Esta noche, cuando se disponga a dormir, le llevaré una tisana preparada. Si desconfía y no acepta beberla, me veré obligada a ponerme la bata y descansar mi cabeza junto a la suya sobre la blonda que cubre las almohadas hechas de plumón, de magnolias maceradas y de hebras de helecho.

Él fingirá dormir, o yo fingiré dormir, pero es probable que el amanecer encuentre con vida sólo a uno de nosotros.

Tal vez él consiga hacerme el amor, lo que no significa que desista de matarme, quizá con mi propia cabellera, mientras me posee. O durante el sueño, ahogándome con un almohadón para por fin aspirar mi último aliento con su boca.

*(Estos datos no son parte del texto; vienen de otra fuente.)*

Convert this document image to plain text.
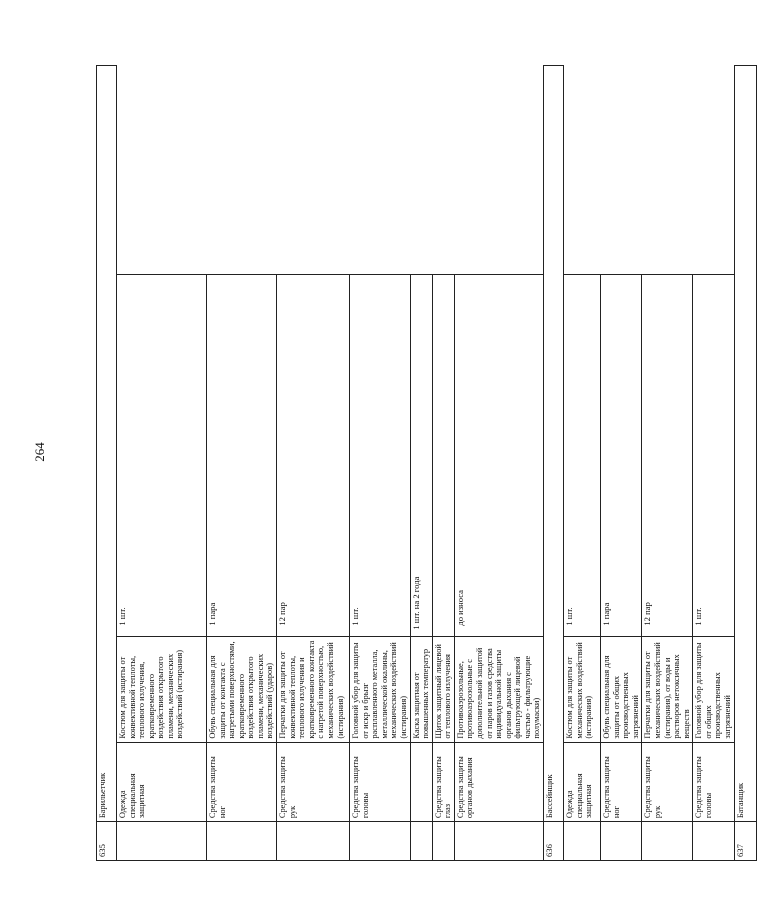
264
635	Барильетчик		
	Одежда специальная защитная	Костюм для защиты от конвективной теплоты, теплового излучения, кратковременного воздействия открытого пламени, механических воздействий (истирания)	1 шт.
	Средства защиты ног	Обувь специальная для защиты от контакта с нагретыми поверхностями, кратковременного воздействия открытого пламени, механических воздействий (ударов)	1 пара
	Средства защиты рук	Перчатки для защиты от конвективной теплоты, теплового излучения и кратковременного контакта с нагретой поверхностью, механических воздействий (истирания)	12 пар
	Средства защиты головы	Головной убор для защиты от искр и брызг расплавленного металла, металлической окалины, механических воздействий (истирания)	1 шт.
		Каска защитная от повышенных температур	1 шт. на 2 года
	Средства защиты глаз	Щиток защитный лицевой от теплового излучения	
	Средства защиты органов дыхания	Противоаэрозольные, противоаэрозольные с дополнительной защитой от паров и газов средства индивидуальной защиты органов дыхания с фильтрующей лицевой частью - фильтрующие полумаски)	до износа
636	Бассейнщик		
	Одежда специальная защитная	Костюм для защиты от механических воздействий (истирания)	1 шт.
	Средства защиты ног	Обувь специальная для защиты от общих производственных загрязнений	1 пара
	Средства защиты рук	Перчатки для защиты от механических воздействий (истирания), от воды и растворов нетоксичных веществ	12 пар
	Средства защиты головы	Головной убор для защиты от общих производственных загрязнений	1 шт.
637	Батанщик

Sin embargo, estoy decidida a vivir. Este instinto que tengo, que viene, dice mi nodriza, de aquellos mis antepasados que acostumbraban hacer un banquete con el cuerpo del enemigo, es el que me ha permitido burlar tantas acechanzas.

Siendo que prefiero la vida, no le temo a la muerte. Y si llega sin que pueda evitarla, me iré con una sonrisa, sabiendo que si no alcanzo a matarlo por mi mano, mi asesino morirá, de todos modos, por las disposiciones que he urdido.

Hay dos cosas capaces de matar a través del tiempo y el espacio, y éstas son el tósigo y la palabra. No alcanzo a distinguir cuál de ellas es más venenosa, y aunque se piense que el primero es definitivamente mortal (así duerma por largo tiempo en el fondo de un dulce, de una bebida, de un remedio), piénsese en lo que es capaz de lograr una mentira susurrada, un temor fingido, un anónimo que denuncia, una carta extraviada que alguien encontrará no demasiado tarde y que será la perdición del acusado. Porque la víctima no siempre es inocente y rara vez lo es del todo.

A veces juego con la idea de envenenarme y hacer creer que él lo hizo. Su ascendencia no amerita el degüello por garganta, como reza la ley de los hidalgos. Le darían muerte vil, con el garrote.

Éste, mi esposo, me deja ausente de piedad porque, con las palabras de San Agustín, “era yo no sé qué profundidad de abismo sobre la que no había luz”.